The dangers of being too trusting

It has been reported that giving employees training on fraud related issues has the potential to reduce the median loss of fraud by 23 percent. The same report indicated that as a result of the training fraud can be detected 33 percent faster. Having a lack of internal controls was the main weakness that contributed to occupational fraud in 25 per cent of cases listed in this report. 

It is not uncommon for fraud to occur in a business where there is an overly-trusting environment, which is something many small business fosters within their workplace. Although sharing the login details for the accounting system could seem harmless it does have the potential to cause damage if specific information is shared with too many people.

The most common types of fraud

Cyber fraud – when criminals use malicious software to send phishing emails that contain false, duplicate or inflated invoices with the intent to defraud. Cyber fraud can also include hackers who send fraudulent emails pretending to be the CEO to a member of staff requesting for them to make a bank transfer.

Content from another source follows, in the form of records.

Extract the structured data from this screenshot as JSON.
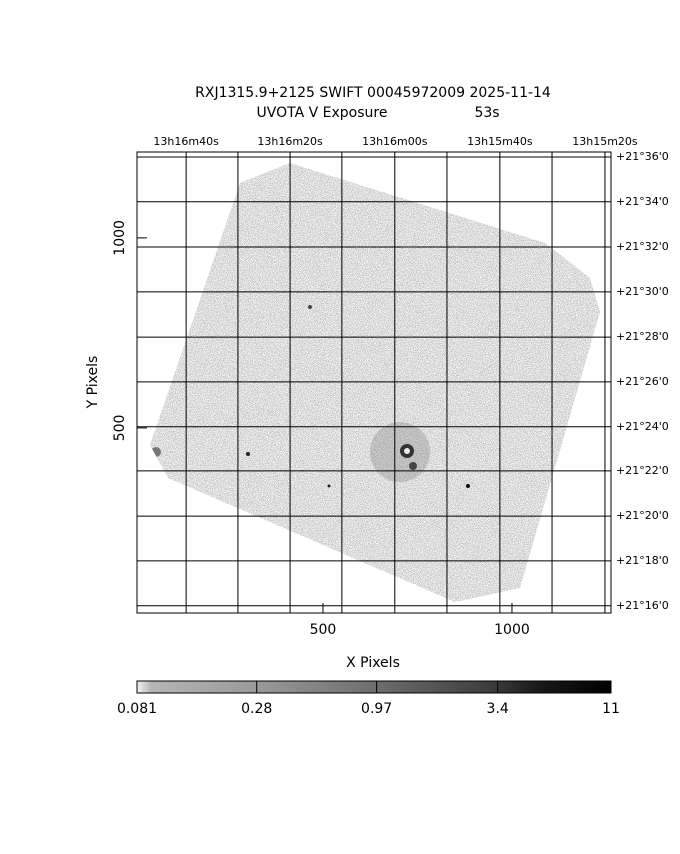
{
  "chart_data": {
    "type": "image",
    "title": "RXJ1315.9+2125 SWIFT 00045972009 2025-11-14",
    "subtitle": "UVOTA V Exposure",
    "exposure": "53s",
    "xlabel": "X Pixels",
    "ylabel": "Y Pixels",
    "xlim": [
      8,
      1262
    ],
    "ylim": [
      13,
      1226
    ],
    "xticks": [
      500,
      1000
    ],
    "yticks": [
      500,
      1000
    ],
    "grid": true,
    "top_ticks": [
      {
        "value": 138,
        "label": "13h16m40s"
      },
      {
        "value": 413,
        "label": "13h16m20s"
      },
      {
        "value": 690,
        "label": "13h16m00s"
      },
      {
        "value": 968,
        "label": "13h15m40s"
      },
      {
        "value": 1246,
        "label": "13h15m20s"
      }
    ],
    "top_grid": [
      275,
      550,
      828,
      1106
    ],
    "right_ticks": [
      {
        "value": 1213,
        "label": "+21°36'0"
      },
      {
        "value": 1095,
        "label": "+21°34'0"
      },
      {
        "value": 976,
        "label": "+21°32'0"
      },
      {
        "value": 858,
        "label": "+21°30'0"
      },
      {
        "value": 739,
        "label": "+21°28'0"
      },
      {
        "value": 621,
        "label": "+21°26'0"
      },
      {
        "value": 503,
        "label": "+21°24'0"
      },
      {
        "value": 387,
        "label": "+21°22'0"
      },
      {
        "value": 268,
        "label": "+21°20'0"
      },
      {
        "value": 150,
        "label": "+21°18'0"
      },
      {
        "value": 32,
        "label": "+21°16'0"
      }
    ],
    "colorbar": {
      "lim": [
        0.081,
        11
      ],
      "ticks": [
        0.081,
        0.28,
        0.97,
        3.4,
        11
      ],
      "scale": "log"
    }
  }
}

Fake invoicing – business owners must have basic oversight over every vendor in their business because false invoicing is an increasingly popular fraud method. It is often committed by an employee, supplier, contractor or external fraudster. 

Mandate fraud – when fraudsters pose as legitimate suppliers and advise changes to existing payment measures. The person committing the fraud tricks staff into changing a direct debit, standing order or bank transfer payment from an organisation or person the company makes frequent payments to. 

Payroll fraud – the occurrence of payroll fraud is twice as common in small businesses (fewer than 100 employees) than larger ones. A classic example is “ghost employees” when a fake or ex-employee remains on the payroll and is still continues to receive a wage. 

Cash theft – stealing cash through skimming (cash that hasn’t been reported into the accounting system but taken by an employee), larceny (cash that has been reported that has been taken) or fraudulent disbursement (releases of funds which have not been authorised by the owner).